Saturday, March 14, 2009

Food shows I watch and master chefs (food, tv)

I don't watch cooking shows. I don't wish to replicate any recipes, and I am rarely wowed by the food being shown. The only exception is probably Lidia Bastianich's show, because her food looks so rustic and has that straight from her home passion to it. On the rare occasion when I do catch an episode of Iron Chef America, I usually just watch the presentation, eating, and judgement.

That being said, I do watch a lot of food shows. Shows that showcase fine food around the world that I might want to try some day. These are shows that I DVR because it's about food and its cultural importance. On the travel channel I watch Anthony Bourdain's No Reservations, Bizarre Foods with Andrew Zimmern, and to satisfy my inner glutton, Man vs. Food. On the food network, there is only one show I DVR. Diners, Drive-ins, and Dives is my favorite show because it's a great showcase of good American food and the people who make it and the how these places become such an important part of a neighborhood. There is great American food out there. It's just hard to find even in the US itself, let alone the food that gets sent overseas being presented as American food.

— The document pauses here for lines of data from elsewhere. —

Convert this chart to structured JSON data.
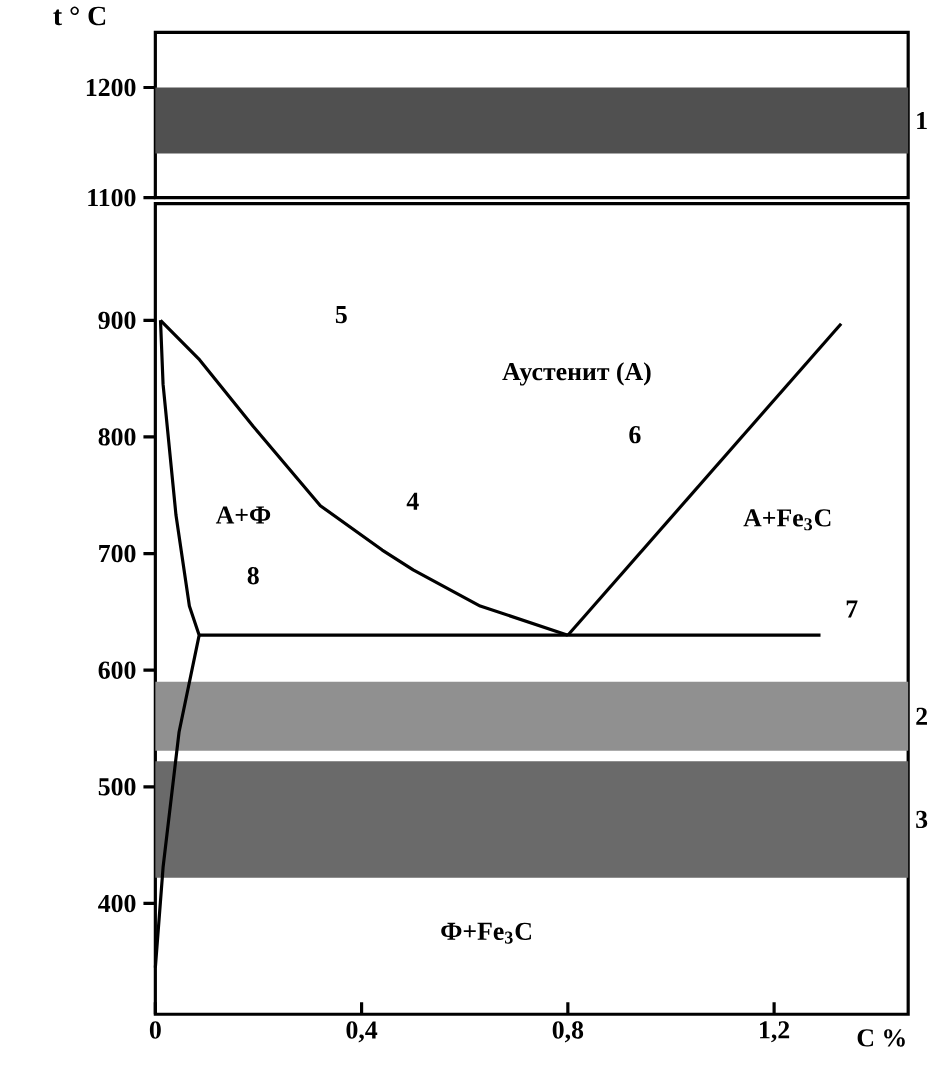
{
  "chart_data": [
    {
      "type": "line",
      "ylabel": "t ° C",
      "xlim": [
        0,
        1.46
      ],
      "ylim": [
        1100,
        1250
      ],
      "yticks": [
        1100,
        1200
      ],
      "tick_labels": "y",
      "bands": [
        {
          "axis": "y",
          "from": 1140,
          "to": 1200,
          "label": "1",
          "color": "#505050"
        }
      ]
    },
    {
      "type": "line",
      "xlabel": "C   %",
      "xlim": [
        0,
        1.46
      ],
      "ylim": [
        305,
        1000
      ],
      "xticks": [
        0,
        {
          "value": 0.4,
          "label": "0,4"
        },
        {
          "value": 0.8,
          "label": "0,8"
        },
        {
          "value": 1.2,
          "label": "1,2"
        }
      ],
      "yticks": [
        400,
        500,
        600,
        700,
        800,
        900
      ],
      "series": [
        {
          "color": "#000000",
          "x": [
            0.01,
            0.086,
            0.19,
            0.32,
            0.44,
            0.5,
            0.63,
            0.8
          ],
          "values": [
            900,
            866,
            809,
            741,
            703,
            686,
            655,
            630
          ]
        },
        {
          "color": "#000000",
          "x": [
            0.01,
            0.015,
            0.04,
            0.066,
            0.085,
            0.046,
            0.015,
            0
          ],
          "values": [
            900,
            845,
            733,
            655,
            630,
            547,
            431,
            345
          ]
        },
        {
          "color": "#000000",
          "x": [
            0.8,
            1.33
          ],
          "values": [
            630,
            897
          ]
        },
        {
          "color": "#000000",
          "x": [
            0.085,
            1.29
          ],
          "values": [
            630,
            630
          ]
        }
      ],
      "bands": [
        {
          "axis": "y",
          "from": 531,
          "to": 590,
          "label": "2",
          "color": "#909090"
        },
        {
          "axis": "y",
          "from": 422,
          "to": 522,
          "label": "3",
          "color": "#6a6a6a"
        }
      ],
      "annotations": [
        "Аустенит (А)",
        "А+Ф",
        "А+Fe$_{3}$C",
        "Ф+Fe$_{3}$C",
        "5",
        "4",
        "6",
        "7",
        "8"
      ]
    }
  ]
}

Then there are the restaurant related shows. I watch these to see top chefs trying to inspire with their passion for food and how the restaurant business works. I've mentioned before that I enjoy Ramsay's Kitchen Nightmares and Hell's Kitchen. Two other shows of this genre that I watch are NBC's new show, The Chopping Block, with Marco Pierre White, and Last Restaurant Standing on BBC America with Raymond Blanc.

These two chefs are not that well-known over here in the US, but both are amazing in their own way. Raymond Blanc has a two-Michelin star flagship restaurant in Oxford, and his passion for food can be seen very clearly throughout the show. I feel that he also truly cares about the people and tries his best to get the contestants to open their minds with regards to food and the business of running a restaurant. One of the most amazing things about him is that he never really worked under a master chef like many current top chefs have. He was also a key mentor to Marco Pierre White and took him to the next level. Here's a terrific article about the two of them reminiscing about MPW's year at Blanc's restaurant, Le Manoir:

Marco Pierre White. Before he was on NBC wagging his finger and going, "tsk tsk tsk", he was the man who brought English cooking to the highest level. He was, at the age of 33, the youngest recipient of 3 Michelin stars (a record since broken in 2002) and perhaps the first mainstream celebrity chef. He retired in 1999, right before the celebrity chef boom, and so there are many Americans who do not know who he is. Like Kurt Cobain, there are people who question whether his legendary status was overhyped due to a short career, as opposed to a fad that was going to fade away at some point.

I knew of Marco from the early 90's, when a 4 episode documentary-type show was shown in Hong Kong. That show ran once in the UK before Marco pulled it off the air. He didn't want to be on TV. He wanted to be the chef. Thanks to the wonders of the internet and youtube, you can find all 4 episodes online. While the show order begins with him cooking for Albert Roux:, I am most drawn to his meal with Raymond Blanc: . Just look at that amazing terrine, trotter, and dessert!! Please watch all 4 episodes if you love good food.

I found this series to be very interesting and strangely prophetic. He was only 27(!!!) at the time, and all the chefs knew that he was on his way to burning out at the pace he was going. There was also that part where MPW said that he wanted to be out of the business in 10 years and be in Italy. I also liked the part where he was blunt with Raymond about the fact that maybe 5% of his customers really knew and appreciated what was going on. Of course that number is much higher in the current culinary world than it was back then, but it's still probably on the low side. People don't understand guys like MPW. They understand guys like Jamie Oliver. But in terms of genius, I think they're worlds apart. It's also fun to watch a young Gordon Ramsay and Stephen Terry in his brigade. Heston Blumenthal also came through one of MPW's kitchens.

Speaking of Gordon Ramsay, I still like his shows and I believe he's the right fit for them. He's the drill sergeant. If you need a restaurant remade in a week or a 12 week crash course on becoming a head chef, he's your guy. But his lack of respect to other great chefs rubs me the wrong way. It's been noted that he's not had kind words to say about MPW, Blanc, or even Joel Robuchon. My guess is that he's jealous. You can tell he's worked really hard to get to where he is, but while the other ones have worked hard too, I feel they have more genius/talent in them and he's jealous of that.